"L’important est de ne jamais désespérer” : le slogan choc de Midnight Express s’appliquerait aussi bien à Anvil. Soit deux musiciens de speed metal canadiens que les galères n’ont jamais épargnés depuis leur premier album en 1981 mais qui parviendront à surmonter les coups du sort grâce à l’amour de la musique et à l’amitié. C’est cette complicité de trente ans que retrace le réal Sacha Gervasi, qui réussira grâce au succès de son film à sortir la tête de l’eau des deux compères, le chanteur-guitariste Lips et son batteur Robb Reiner. Flash-back : à 15 ans, Gervasi, fils de diplomate, est un fan transi du groupe Anvil, pour lequel il fait le roadie l’été avant de découvrir Iggy ou Bowie à la fac. Plus cool ! En 2005, assailli par une sorte de midlife crisis, Gervasi, homme arrivé, reprend contact à tout hasard. Le groupe rame et espère toujours : son lot depuis vingt ans. L’étincelle de l’amitié se ranime. Fort de sa cagnotte de scénariste pour Spielberg sur Le Terminal, Gervasi, touché par leur persévérance, tourne à ses frais 320 heures de rushes sur le destin d’un groupe à qui il a toujours manqué 10 cents pour faire un dollar.
Flash-back bis : le film s’ouvre sur un festival japonais en 1984. Anvil, qui partage la scène avec Scorpions, Whitesnake ou Bon Jovi, a le vent en poupe. Pourtant, il les verra tous monter – ainsi qu’un Metallica qu’il a plus qu’inspiré – dans le train du succès tandis qu’il restera à quai, à Toronto.
Acharné, Anvil continue : même pour deux pelés et trois tondus, se persuadant que le prochain album sera le bon. Sauf qu’en 2005 on retrouve Lips livrant les cantines scolaires en boulettes-purée le lundi et hachis le mardi. Un day job sordide où personne ne sait qu’il a sorti douze albums et refusé par solidarité avec son groupe un poste de guitariste chez Motörhead en 1983.
Au même moment, Robb renonçait à la batterie d’Ozzy Osbourne pour, en 2005, jouer du marteau-piqueur sur des chantiers…
Honnête mais loser, Anvil n’a jamais (re)décollé. Une histoire cent fois vécue mais rarement (si bien) vue. Il y a du Stand by Me dans la force de caractère de ces amis qui se sont toujours soutenus et n’ont jamais renoncé malgré les rejets des majors et les maisons hypothéquées.
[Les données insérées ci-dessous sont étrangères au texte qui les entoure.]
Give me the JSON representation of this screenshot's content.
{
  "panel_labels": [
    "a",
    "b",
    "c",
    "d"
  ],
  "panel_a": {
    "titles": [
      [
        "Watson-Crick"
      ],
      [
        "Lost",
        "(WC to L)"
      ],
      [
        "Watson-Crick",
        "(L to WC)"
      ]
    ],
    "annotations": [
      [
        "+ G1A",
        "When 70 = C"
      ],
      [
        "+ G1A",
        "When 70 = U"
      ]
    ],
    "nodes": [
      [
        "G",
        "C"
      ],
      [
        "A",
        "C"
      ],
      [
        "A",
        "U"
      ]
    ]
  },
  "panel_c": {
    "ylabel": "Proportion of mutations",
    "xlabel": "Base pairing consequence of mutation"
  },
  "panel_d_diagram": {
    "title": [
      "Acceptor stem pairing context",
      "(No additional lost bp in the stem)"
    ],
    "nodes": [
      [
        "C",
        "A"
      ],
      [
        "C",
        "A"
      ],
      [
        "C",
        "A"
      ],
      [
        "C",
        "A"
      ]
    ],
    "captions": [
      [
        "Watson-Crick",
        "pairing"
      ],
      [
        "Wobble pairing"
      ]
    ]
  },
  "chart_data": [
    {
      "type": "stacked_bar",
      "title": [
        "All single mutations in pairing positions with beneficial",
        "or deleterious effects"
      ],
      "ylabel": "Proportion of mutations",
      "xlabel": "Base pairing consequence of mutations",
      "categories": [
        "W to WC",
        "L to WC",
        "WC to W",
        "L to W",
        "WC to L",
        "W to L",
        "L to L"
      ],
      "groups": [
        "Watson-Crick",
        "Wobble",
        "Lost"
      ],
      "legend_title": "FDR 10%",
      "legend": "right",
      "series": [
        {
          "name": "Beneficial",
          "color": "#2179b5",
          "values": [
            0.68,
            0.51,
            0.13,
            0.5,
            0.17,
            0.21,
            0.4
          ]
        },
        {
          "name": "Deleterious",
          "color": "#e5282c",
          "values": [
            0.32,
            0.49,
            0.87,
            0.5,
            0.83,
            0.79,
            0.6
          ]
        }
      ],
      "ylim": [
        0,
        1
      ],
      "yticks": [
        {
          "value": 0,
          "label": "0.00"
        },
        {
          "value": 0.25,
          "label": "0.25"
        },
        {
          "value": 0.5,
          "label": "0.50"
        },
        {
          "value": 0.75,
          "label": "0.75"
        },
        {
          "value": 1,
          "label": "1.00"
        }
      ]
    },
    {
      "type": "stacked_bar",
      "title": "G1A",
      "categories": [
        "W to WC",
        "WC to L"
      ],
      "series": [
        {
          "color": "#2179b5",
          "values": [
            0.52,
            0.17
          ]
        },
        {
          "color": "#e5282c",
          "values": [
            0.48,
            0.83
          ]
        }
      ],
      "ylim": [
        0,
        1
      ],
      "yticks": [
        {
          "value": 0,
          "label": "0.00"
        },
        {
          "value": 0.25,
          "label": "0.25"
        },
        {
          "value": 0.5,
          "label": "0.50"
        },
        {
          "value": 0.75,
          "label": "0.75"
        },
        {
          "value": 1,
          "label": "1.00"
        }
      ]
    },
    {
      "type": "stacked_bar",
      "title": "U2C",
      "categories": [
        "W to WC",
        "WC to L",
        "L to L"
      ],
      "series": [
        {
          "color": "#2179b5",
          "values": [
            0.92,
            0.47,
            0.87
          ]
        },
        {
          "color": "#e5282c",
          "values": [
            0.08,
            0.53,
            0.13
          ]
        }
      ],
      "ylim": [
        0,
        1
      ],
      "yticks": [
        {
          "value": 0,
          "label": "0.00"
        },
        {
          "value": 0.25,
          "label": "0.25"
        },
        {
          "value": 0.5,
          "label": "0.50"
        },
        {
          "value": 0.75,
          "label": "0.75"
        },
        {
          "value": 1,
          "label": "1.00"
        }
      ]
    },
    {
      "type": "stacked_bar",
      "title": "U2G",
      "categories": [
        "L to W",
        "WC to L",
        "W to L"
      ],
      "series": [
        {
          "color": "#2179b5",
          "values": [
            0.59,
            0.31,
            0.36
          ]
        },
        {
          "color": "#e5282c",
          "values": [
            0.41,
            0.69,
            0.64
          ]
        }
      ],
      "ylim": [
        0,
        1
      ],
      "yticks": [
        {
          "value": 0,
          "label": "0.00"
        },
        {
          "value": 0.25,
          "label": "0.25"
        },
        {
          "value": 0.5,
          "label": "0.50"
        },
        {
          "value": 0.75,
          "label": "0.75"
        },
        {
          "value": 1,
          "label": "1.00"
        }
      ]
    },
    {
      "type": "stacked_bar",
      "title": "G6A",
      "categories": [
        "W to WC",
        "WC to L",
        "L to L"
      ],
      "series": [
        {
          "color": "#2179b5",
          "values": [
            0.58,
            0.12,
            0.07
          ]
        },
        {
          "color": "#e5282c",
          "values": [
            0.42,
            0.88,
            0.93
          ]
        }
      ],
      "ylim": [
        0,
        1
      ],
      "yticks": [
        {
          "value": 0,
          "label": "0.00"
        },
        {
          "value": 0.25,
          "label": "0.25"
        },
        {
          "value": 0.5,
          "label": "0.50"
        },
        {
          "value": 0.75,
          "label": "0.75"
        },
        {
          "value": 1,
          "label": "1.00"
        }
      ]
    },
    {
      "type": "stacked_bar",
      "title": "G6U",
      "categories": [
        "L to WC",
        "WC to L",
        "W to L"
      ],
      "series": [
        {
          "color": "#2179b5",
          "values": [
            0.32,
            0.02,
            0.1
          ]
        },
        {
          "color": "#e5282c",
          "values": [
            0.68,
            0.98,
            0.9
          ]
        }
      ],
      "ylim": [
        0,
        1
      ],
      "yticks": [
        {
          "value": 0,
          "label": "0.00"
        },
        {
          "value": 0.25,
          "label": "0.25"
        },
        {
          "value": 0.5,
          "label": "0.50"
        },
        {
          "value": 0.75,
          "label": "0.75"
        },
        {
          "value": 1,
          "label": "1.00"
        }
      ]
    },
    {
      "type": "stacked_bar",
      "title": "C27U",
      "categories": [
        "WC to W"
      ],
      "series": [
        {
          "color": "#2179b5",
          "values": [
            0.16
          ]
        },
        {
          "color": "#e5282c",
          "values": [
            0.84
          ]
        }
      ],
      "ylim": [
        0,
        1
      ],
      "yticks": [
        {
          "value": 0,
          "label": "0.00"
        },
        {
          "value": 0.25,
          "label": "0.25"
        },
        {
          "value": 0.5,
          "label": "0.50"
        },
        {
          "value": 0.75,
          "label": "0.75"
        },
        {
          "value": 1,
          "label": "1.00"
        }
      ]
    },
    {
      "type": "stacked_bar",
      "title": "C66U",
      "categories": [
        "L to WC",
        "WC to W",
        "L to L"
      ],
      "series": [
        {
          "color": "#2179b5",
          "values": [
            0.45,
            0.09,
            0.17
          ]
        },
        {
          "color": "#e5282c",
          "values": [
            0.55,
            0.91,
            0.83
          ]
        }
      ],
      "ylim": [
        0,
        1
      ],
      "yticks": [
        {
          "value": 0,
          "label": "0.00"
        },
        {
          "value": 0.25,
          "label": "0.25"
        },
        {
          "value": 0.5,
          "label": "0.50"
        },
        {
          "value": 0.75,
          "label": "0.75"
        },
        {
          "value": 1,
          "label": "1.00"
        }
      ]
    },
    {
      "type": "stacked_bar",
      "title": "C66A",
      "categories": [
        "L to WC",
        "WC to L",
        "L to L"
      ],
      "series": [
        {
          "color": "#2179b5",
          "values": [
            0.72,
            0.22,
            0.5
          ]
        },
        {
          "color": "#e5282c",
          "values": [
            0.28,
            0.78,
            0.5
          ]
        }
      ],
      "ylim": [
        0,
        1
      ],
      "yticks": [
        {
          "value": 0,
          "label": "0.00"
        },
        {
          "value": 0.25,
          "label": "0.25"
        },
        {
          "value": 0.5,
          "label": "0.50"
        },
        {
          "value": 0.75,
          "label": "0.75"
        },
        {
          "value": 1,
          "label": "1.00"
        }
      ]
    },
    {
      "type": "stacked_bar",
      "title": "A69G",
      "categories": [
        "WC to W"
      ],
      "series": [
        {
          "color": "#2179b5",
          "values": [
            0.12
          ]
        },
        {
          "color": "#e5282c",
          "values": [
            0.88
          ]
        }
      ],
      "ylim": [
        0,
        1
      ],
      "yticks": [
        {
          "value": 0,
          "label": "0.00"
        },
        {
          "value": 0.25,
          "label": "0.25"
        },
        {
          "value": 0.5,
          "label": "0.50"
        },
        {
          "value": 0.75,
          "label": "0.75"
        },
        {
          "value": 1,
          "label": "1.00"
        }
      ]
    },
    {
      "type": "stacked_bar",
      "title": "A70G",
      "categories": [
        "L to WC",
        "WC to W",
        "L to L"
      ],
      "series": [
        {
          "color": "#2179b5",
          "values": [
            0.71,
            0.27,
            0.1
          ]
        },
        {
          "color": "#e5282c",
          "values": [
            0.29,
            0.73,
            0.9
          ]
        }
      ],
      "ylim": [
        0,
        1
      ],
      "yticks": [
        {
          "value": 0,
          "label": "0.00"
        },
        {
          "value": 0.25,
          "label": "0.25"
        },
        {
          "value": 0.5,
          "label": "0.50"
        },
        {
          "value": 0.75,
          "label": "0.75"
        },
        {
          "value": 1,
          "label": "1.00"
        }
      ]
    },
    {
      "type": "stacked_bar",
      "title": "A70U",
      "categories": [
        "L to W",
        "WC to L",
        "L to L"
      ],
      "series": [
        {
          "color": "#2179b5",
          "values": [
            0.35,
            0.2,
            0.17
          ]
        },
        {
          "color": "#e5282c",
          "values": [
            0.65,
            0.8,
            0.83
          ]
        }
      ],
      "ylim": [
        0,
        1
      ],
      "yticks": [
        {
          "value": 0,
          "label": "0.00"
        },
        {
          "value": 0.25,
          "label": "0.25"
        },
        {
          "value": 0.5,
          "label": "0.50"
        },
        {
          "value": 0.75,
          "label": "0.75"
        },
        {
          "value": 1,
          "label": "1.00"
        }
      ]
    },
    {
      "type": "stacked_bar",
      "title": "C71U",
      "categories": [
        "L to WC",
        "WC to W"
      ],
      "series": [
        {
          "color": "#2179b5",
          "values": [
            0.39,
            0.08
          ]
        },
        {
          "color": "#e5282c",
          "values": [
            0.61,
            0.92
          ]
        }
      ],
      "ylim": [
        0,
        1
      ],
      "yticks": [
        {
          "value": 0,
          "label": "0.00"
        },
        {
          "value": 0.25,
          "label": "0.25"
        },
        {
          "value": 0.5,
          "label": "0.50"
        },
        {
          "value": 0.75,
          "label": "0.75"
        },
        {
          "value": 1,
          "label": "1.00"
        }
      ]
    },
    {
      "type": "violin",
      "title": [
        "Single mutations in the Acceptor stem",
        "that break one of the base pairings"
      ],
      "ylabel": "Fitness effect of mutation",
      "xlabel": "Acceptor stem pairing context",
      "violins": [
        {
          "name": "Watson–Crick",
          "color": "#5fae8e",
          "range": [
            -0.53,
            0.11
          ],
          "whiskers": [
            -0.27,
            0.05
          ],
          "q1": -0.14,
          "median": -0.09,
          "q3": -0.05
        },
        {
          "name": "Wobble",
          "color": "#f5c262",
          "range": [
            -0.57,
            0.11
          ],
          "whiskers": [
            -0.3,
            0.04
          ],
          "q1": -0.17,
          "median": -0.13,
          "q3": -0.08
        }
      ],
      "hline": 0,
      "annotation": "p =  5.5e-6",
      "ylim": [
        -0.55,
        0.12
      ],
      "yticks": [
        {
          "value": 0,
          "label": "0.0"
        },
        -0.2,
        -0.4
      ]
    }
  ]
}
Après un démarrage hilarant à la Spinal Tap – fans piqués, backstage crasseux et trains loupés lors d’une tournée surréaliste en 2006 –, c’est titillé par un montage habile que l’on suit les réactions des proches. L’occasion de moments de franchise des femmes et fratries, tous ayant réussi alors que leurs baladins de frères et maris courent toujours après la gloire à 50 ans passés. Mais quand Robb le tourmenté voit dans la caméra une sorte de sérum de vérité et évoque son père, Juif hongrois rescapé d’Auschwitz, ce que nul ne savait, le film trouve un ton plus humaniste.
Il cadre au plus près des espoirs de ces frères siamois jamais ridicules, qui à chaque engueulade se réconcilient en larmes à la Astérix & Obélix, et touche au cœur le spectateur qui ne peut que souhaiter à Anvil de sortir enfin ce treizième album. Qu’il soit ou non fan de metal n’a alors plus aucune importance.